The Night Gardener follows two abandoned Irish siblings who travel to work as servants at a creepy, crumbling English manor house. But the house and its family are not quite what they seem. Soon the children are confronted by a mysterious spectre and an ancient curse that threatens their very lives. With Auxier’s exquisite command of language, The Night Gardener is a mesmerizing read and a classic in the making.
The Night Gardener may be pegged as middle grade, but it certainly scared me as a reader at times. The story is of two Irish siblings, Molly and Kip, whose parents were lost at sea and they are on their way to find work in England. At least they would be, if anyone would tell them where to find the house in the woods, one that no one dares to near. On the way they meet an old woman, who tells them the way in exchange for a story, she is curious as to what happens at the house they are on their way to.
Molly is a story teller herself and you can tell from the beginning that there is a secret that she is keeping from her younger brother, who limps and has to use a crutch to get around. She pretends as though her parents are on the way to them, but it seems there is more that she knows about what happened before the orphanage and leaving for this job that she wants to reveal. Upon reaching the home, there is an eerie air to it, but a darling little girl named Penny opens the door and starts to rifle through Molly’s things, breaking the mood in only a way a silly little girl could.
The mistress of the house is one not to be trifled with and she reluctantly takes on Molly and her brother, but says that Kip must sleep outside, so not to infect the rest of the family with his crippled state. She seems cruel, but is keeping her own secret. Penny has a cruel older brother Alistair, who loves sweets and bullying anything smaller than himself. Kip interferes on a couple of occasions, when he takes to bullying his younger sister. The rest of the mystery comes from the strange tree that is a part of the house itself and a room that is not supposed to be entered.

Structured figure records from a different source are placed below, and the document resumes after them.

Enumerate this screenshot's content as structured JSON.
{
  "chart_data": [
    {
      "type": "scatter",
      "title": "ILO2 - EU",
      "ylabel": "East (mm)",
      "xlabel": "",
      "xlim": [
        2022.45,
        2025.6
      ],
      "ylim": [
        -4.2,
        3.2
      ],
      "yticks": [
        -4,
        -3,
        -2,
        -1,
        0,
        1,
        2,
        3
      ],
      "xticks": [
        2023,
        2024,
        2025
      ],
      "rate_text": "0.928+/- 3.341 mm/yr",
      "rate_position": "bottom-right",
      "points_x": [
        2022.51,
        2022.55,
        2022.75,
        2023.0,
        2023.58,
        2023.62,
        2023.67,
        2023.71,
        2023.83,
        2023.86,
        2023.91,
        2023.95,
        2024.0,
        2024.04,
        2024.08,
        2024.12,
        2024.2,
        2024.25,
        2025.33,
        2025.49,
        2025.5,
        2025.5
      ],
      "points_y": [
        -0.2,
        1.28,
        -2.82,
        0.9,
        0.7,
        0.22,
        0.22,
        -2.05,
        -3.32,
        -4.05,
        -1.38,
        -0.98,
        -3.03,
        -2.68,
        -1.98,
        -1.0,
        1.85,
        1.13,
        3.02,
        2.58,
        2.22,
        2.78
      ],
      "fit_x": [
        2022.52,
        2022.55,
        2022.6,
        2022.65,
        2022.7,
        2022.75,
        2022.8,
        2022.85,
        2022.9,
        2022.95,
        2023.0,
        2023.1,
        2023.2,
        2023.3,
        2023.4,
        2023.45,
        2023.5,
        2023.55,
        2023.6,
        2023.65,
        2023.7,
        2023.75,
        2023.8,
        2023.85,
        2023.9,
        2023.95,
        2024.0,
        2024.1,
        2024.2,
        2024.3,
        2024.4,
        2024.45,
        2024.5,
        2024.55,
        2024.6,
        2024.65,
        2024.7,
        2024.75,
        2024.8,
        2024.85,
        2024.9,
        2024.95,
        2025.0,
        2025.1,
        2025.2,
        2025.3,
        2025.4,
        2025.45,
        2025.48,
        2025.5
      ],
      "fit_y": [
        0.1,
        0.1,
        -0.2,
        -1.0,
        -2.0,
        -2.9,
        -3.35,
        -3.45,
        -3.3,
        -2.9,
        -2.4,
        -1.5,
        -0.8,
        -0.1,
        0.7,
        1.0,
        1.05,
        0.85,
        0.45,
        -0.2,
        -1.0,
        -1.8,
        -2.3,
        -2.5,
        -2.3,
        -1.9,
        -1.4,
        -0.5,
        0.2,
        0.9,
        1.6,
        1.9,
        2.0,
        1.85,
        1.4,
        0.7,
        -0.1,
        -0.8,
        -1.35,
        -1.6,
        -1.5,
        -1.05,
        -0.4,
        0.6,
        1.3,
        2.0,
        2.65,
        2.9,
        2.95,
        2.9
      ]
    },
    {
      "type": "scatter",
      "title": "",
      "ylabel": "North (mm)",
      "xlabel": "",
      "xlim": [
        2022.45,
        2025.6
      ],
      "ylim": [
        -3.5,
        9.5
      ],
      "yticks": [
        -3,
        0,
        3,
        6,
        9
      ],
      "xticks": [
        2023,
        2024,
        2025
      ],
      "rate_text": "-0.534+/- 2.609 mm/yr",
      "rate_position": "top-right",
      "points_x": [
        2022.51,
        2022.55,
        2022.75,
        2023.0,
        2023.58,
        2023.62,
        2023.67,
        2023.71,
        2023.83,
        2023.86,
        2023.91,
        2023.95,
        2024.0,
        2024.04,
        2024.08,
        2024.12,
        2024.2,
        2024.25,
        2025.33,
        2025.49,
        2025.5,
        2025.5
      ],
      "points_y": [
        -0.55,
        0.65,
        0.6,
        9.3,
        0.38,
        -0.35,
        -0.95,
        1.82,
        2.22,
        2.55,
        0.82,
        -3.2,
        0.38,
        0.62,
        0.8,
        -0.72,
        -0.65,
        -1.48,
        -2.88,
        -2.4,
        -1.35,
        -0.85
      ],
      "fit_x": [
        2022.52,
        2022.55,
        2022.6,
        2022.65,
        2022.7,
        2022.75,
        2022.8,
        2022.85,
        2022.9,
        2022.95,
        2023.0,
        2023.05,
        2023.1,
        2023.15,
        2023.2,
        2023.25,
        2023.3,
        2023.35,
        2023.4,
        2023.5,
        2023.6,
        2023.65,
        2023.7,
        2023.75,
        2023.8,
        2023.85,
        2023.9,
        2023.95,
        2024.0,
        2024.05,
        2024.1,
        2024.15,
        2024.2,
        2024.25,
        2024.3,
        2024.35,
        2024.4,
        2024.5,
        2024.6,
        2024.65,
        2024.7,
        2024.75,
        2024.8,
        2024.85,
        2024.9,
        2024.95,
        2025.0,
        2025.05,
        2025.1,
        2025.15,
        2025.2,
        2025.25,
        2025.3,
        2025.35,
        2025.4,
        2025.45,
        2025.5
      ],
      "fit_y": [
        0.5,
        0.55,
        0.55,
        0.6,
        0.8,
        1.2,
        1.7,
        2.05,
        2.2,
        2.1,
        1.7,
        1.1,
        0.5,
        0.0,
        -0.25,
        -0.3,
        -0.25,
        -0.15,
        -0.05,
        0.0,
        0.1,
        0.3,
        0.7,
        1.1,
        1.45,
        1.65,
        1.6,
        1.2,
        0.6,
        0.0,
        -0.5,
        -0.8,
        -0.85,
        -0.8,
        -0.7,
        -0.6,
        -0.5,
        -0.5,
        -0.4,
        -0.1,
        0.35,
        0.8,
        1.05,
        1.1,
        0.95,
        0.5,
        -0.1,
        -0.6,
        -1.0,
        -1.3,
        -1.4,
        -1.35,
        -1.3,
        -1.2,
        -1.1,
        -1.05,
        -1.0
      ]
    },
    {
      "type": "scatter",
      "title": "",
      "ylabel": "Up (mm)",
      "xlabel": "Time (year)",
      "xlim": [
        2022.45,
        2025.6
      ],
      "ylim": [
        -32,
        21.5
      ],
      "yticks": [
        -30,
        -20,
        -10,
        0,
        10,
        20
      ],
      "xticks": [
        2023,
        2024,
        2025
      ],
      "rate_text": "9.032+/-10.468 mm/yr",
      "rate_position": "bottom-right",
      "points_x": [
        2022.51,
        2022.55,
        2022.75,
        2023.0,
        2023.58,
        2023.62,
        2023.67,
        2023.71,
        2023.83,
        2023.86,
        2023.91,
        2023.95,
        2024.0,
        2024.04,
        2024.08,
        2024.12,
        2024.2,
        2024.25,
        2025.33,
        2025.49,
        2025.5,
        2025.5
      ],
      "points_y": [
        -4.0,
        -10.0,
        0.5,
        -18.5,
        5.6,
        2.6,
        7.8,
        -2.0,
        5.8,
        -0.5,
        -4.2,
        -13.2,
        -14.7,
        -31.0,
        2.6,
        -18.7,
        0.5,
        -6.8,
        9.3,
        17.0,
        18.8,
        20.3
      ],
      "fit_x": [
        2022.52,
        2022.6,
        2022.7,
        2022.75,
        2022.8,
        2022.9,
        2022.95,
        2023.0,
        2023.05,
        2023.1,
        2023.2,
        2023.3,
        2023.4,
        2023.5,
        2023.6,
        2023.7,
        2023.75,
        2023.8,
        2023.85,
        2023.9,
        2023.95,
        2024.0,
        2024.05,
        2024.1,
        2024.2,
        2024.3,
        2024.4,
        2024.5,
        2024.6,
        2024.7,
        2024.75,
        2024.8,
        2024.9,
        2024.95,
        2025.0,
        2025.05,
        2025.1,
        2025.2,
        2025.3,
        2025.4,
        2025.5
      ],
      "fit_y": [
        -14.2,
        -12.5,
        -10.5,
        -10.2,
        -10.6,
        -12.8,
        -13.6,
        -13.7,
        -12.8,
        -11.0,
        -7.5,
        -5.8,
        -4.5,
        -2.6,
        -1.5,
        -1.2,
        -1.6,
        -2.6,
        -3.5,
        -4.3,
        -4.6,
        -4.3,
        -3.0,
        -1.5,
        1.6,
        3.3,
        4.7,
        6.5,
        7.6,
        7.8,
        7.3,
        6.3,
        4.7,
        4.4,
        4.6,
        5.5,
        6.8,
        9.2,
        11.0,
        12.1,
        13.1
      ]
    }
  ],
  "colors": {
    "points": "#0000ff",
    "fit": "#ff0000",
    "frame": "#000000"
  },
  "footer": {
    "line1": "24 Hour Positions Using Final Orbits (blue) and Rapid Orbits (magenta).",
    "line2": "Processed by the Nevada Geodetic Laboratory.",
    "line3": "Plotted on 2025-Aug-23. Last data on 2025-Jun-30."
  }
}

Curiosity brings Molly to find out what is behind the door, seeing the different family members go through and come out with something of value to themselves, bags of money, sweets, books about Penny’s adventures, and a ring for the mistress. Mixed in with this is the terrifying nightmares that come while sleeping in the house, and one night Molly awakes to a wild wind throwing leaves throughout and revealing a frightening man who seems to be taking care of the large tree with a watering can. What all this has to do with the family becoming paler and sicker, Molly is not sure.
I absolutely loved The Night Gardener, the suspense, the horror and the unique characters that Auxier wraps into the book. Molly is a great character, with her own strength and courage who feels the need to figure out the mystery, while keeping her brother safe. All the elements fell into place and made for a fantastic read that will keep you up all night.